„Schlimmste Nachricht meines Lebens“
Biathlon-Trainer macht Krebserkrankung öffentlich
11.03.2026 – 19:41 UhrLesedauer: 1 Min.
Sverre Olsbu Røiseland, Trainer der deutschen Biathletinnen, hat eine Krebserkrankung öffentlich gemacht. Der 35-Jährige wurde schon operiert.
Die Olympischen Winterspiele verliefen aus Sicht des deutschen Biathlonteams ernüchternd, die DSV-Profis sammelten lediglich eine Medaille ein. Für Trainer Sverre Olsbu Røiseland folgte die viel schlimmere Nachricht aber erst nach den Spielen: Der Norweger erhielt die Diagnose Hodenkrebs. Der 35-Jährige wurde bereits operiert und meldet sich mit einer persönlichen Botschaft aus dem Krankenbett.
Bei Instagram schrieb Røiseland: „Hodenkrebs wurde bei mir diagnostiziert. Die schlimmste Nachricht meines Lebens!“ Geplant hatte er nach Olympia eine Erholungswoche bei seiner Familie in Norwegen. Dazu kam es nicht. „Stattdessen erhielt ich eine Nachricht, die alles veränderte“, schrieb er. Und weiter: „Zum Glück haben wir ein fantastisches Gesundheitssystem, sodass ich kurz nach der Diagnose operiert werden konnte.“
Die Operation sei „sehr gut“ verlaufen, „und es gibt keine Anzeichen dafür, dass der Krebs gestreut hat“. Dazu postete Røiseland ein Foto aus dem Krankenbett – mit einem Daumen nach oben. Zahlreiche Weggefährten wünschten ihm gute Besserung.

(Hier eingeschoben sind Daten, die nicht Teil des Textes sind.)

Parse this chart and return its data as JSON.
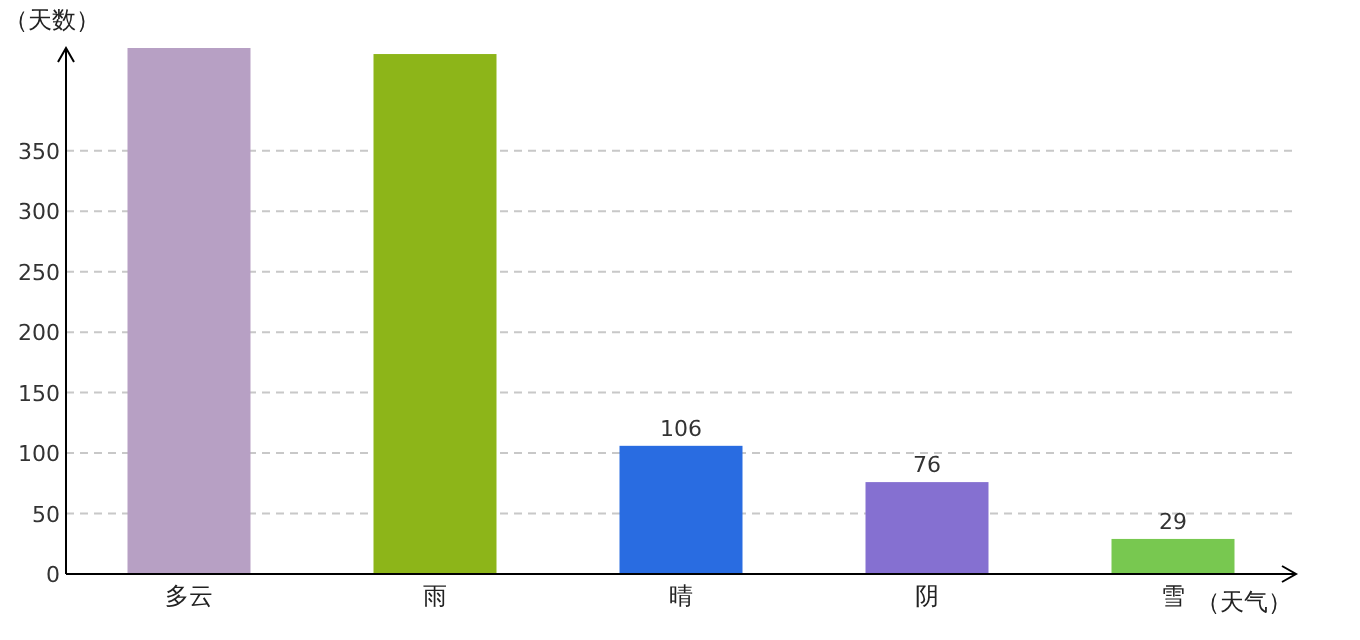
{
  "chart_data": {
    "type": "bar",
    "xlabel": "（天气）",
    "ylabel": "（天数）",
    "categories": [
      "多云",
      "雨",
      "晴",
      "阴",
      "雪"
    ],
    "values": [
      435,
      430,
      106,
      76,
      29
    ],
    "colors": [
      "#b7a0c4",
      "#8db519",
      "#296ce1",
      "#8570d1",
      "#78c850"
    ],
    "value_labels": [
      null,
      null,
      "106",
      "76",
      "29"
    ],
    "ylim": [
      0,
      435
    ],
    "yticks": [
      0,
      50,
      100,
      150,
      200,
      250,
      300,
      350
    ],
    "grid": "y"
  }
}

Røiseland betreut das deutsche Biathlon-Frauenteam seit dem Frühjahr 2022 gemeinsam mit Kristian Mehringer. Er freue sich darauf, bald wieder beim Team zu sein. „Etwas angeschlagen, aber bereit für den Einsatz“, schrieb er. Seinen Followern gab er noch einen Rat mit: „Geht zur Vorsorgeuntersuchung! Wenn man es frühzeitig erkennt, ist die Prognose sehr gut.“
Ab Donnerstag findet der vorletzte Biathlon-Weltcup des Winters in Estland statt. In der kommenden Woche steigt das Weltcup-Finale am Holmenkollen in Oslo.